Фридрих с первых слов смог понять, что Костя писал это, зная, что передаст послание лично в руки, минуя вездесущие любопытные носы цензоров и соглядатаев, но до сих пор не знал, почему. Те же безликие формулировки, может, чуть теплее обычного, но всё же официальные, правильные, достойные сдержанного победоносного генерала, тот же неаккуратный мелкий почерк с частоколом стремящихся залезть на строчку выше или ниже острых линий с изломом на конце, и уже привычные неровные строки, пускающие легкую волну в середине и успокаивающиеся в концу, чтобы на следующей снова взбугриться и вспениться, и снова отступить, как морской прибой. Рокоссовский опять писал на коленке, наверняка, согнувшись в три погибели в машине, подскакивая на каждой кочке и скатываясь на каждом повороте к окну. «Надо сказать ему, что в машине есть выдвижной столик», – подумал Паулюс и, прервав чтение на третьей или четвертой строке, крепко зажмурился, закусив губу и прижав письмо к груди. Сказать, значит при личной встрече, которая, если получится, если вселенная снова решит порадовать своего всё потерявшего и нашедшего гораздо большее, чем когда-либо имел, ребёнка, случится уже через несколько дней, неделю… Как он сказал? «Если неделю меня не будет, значит, не получилось»? Получится, Костенька, всё обязательно получится, не в этот раз, так в следующий, подождать – не беда, напротив, страшно, когда ждать нечего и некого.

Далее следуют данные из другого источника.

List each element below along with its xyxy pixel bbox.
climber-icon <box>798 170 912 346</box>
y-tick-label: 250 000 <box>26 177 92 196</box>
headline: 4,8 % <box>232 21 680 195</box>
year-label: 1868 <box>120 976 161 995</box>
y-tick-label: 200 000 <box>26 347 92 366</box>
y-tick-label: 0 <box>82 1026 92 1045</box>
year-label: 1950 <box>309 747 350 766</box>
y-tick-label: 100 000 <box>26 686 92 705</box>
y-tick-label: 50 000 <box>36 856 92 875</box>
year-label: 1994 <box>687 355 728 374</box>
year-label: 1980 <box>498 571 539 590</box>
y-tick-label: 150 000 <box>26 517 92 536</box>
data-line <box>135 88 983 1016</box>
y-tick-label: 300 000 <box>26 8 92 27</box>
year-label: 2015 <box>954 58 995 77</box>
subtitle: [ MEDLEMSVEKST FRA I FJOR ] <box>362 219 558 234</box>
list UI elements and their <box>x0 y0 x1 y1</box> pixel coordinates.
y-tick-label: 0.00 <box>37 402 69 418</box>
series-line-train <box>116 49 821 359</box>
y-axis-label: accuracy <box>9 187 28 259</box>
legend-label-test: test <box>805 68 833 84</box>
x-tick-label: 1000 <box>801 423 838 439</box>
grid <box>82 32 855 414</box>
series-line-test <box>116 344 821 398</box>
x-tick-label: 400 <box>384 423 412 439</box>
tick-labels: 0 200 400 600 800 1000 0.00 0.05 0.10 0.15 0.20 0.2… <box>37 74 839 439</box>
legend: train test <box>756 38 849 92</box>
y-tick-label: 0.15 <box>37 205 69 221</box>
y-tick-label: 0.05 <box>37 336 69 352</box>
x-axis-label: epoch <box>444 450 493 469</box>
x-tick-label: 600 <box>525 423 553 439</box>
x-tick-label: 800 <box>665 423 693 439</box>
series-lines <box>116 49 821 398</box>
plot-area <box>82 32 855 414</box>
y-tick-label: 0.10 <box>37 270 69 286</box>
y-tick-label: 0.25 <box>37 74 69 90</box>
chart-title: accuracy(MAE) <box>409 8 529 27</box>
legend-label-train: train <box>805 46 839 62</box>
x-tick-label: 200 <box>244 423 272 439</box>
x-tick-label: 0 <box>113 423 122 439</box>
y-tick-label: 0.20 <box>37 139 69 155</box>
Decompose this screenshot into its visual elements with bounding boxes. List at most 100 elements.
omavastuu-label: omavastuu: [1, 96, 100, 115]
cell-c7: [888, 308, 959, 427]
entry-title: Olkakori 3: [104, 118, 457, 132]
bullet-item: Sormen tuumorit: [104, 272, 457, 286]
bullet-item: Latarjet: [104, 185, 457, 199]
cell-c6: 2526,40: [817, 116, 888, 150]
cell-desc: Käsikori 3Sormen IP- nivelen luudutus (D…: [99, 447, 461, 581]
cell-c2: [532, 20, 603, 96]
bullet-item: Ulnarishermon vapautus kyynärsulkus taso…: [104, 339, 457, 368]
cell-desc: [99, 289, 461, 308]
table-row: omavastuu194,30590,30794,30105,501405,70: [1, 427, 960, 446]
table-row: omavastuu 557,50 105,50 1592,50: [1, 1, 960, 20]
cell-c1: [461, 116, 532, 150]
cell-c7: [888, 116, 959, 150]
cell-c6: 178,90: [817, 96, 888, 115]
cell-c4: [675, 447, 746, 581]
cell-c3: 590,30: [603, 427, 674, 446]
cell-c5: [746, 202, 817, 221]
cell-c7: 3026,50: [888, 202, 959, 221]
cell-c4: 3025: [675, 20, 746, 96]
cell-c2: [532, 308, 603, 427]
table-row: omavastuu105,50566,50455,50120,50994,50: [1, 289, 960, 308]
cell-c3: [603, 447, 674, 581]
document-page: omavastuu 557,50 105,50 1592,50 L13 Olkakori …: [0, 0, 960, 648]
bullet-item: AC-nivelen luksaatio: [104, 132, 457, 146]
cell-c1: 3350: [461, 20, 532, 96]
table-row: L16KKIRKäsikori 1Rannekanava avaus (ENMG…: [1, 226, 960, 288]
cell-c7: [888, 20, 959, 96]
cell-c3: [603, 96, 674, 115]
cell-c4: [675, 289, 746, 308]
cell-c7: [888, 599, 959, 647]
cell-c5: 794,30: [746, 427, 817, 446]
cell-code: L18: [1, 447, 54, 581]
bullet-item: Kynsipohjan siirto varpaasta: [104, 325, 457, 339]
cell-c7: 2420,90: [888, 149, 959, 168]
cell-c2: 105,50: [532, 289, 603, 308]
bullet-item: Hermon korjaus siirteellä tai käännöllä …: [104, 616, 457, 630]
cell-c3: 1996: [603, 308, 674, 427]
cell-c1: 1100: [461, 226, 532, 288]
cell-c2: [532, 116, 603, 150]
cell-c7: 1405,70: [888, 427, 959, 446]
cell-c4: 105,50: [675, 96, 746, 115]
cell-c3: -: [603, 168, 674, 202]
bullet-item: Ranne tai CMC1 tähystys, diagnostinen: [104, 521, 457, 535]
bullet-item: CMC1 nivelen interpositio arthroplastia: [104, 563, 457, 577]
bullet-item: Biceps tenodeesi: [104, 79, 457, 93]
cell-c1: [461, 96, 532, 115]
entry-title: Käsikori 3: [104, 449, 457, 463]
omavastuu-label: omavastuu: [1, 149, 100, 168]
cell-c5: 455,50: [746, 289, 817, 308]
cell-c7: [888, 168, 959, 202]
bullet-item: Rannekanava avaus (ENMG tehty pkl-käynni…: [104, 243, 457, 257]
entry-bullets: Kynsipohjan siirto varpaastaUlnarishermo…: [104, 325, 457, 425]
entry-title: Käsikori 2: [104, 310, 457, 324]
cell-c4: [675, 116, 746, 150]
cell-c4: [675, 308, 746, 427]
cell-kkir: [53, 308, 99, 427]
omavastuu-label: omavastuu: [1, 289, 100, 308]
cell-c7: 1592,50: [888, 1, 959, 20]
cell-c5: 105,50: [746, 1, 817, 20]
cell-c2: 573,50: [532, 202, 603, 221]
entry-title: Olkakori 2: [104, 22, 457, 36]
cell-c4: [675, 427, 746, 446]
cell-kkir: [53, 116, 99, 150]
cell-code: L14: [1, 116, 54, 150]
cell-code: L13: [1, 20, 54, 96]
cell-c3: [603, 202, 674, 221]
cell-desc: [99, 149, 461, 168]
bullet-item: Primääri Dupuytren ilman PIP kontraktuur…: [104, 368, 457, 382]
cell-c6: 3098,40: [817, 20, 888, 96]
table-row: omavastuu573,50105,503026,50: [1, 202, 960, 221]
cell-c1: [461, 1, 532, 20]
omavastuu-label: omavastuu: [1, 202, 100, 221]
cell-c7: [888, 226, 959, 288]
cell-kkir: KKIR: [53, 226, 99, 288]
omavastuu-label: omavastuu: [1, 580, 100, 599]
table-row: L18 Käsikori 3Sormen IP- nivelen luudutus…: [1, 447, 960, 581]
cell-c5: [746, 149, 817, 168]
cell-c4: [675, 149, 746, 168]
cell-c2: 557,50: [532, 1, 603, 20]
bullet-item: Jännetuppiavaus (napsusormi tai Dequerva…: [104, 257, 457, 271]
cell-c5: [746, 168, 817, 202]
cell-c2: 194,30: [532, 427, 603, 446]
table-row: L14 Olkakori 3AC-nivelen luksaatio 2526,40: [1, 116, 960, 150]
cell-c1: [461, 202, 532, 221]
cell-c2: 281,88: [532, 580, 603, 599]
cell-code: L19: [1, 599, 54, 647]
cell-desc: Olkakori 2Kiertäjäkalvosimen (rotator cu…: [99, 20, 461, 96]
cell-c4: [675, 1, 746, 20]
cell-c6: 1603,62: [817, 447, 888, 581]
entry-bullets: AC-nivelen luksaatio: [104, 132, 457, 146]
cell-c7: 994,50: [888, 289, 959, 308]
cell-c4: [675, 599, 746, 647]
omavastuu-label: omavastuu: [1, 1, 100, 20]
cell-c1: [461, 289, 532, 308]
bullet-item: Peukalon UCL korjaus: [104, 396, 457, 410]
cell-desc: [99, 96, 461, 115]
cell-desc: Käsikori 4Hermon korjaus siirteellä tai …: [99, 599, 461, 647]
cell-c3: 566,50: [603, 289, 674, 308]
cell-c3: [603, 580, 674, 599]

Отдышавшись, фельдмаршал снова всмотрелся в неровные скачущие буквы, удивительно, но почти без труда разбирая все слова, понимая примерно два из трёх. Это ничего, чуть позже Фридрих засядет за словарь и все переведёт как следует, разбирая нюансы каждого словосочетания и устойчивого выражения, старательно подбирая аналоги в немецком языке. Костя чуть заботливее обычного интересовался здоровьем Паулюса, в достаточном ли комфорте его содержат, нет ли каких-нибудь проблем или пожеланий. Это было очень приятно, но немец все равно не мог понять, почему Рокоссовский так отстраненно пишет то, что, он знал, не увидит никто, кроме непосредственного адресата. Кроткая и крохотная обида, не успев даже толком оформиться, лопнула, как мыльный пузырь, и Паулюс рассмеялся, громко и счастливо, до выступивших на глазах слёз и покалываний в боку – какой же он идиот! Костя, может, и гений, но не телепат, не мог же он узнать заранее, как всё сложится при встрече. Сейчас казалось, что костина взаимность существовала всегда, и при первой их встрече и тысячу лет назад. Паулюсу пришлось приложить немало сил, чтобы утихомирить разыгравшуюся романтичную фантазию, живо нарисовавшую прекрасную и тоскливо-печальную в своей несбыточности картину о том, как сложились бы их отношения, не будь этой проклятой войны, черт бы её побрал. Мысли, крамольные для любого уважающего себя национал-социалиста, коим Паулюс раньше являлся, а для всех продолжал быть и сейчас, ничего не тронули в душе, не задели ни единой нравственной струны, которые фюрер старательно натягивал в разуме каждого офицера руками своего маленького серого кардинала Геббельса, чтобы потом играть на тотально обезволенных генералах, как на четко отлаженных инструментах, наставляя их на угодный Рейху путь; Фридрих лишь раздраженно дернул плечом, поджав губы в презрительной гримасе, не желая портить ни секунды этого прекрасного утра воспоминаниями о монстре, которому служил. Который посмел требовать самоубийства от своего преданного солдата. Пропади он пропадом, и вся верхушка Рейха вместе с ним…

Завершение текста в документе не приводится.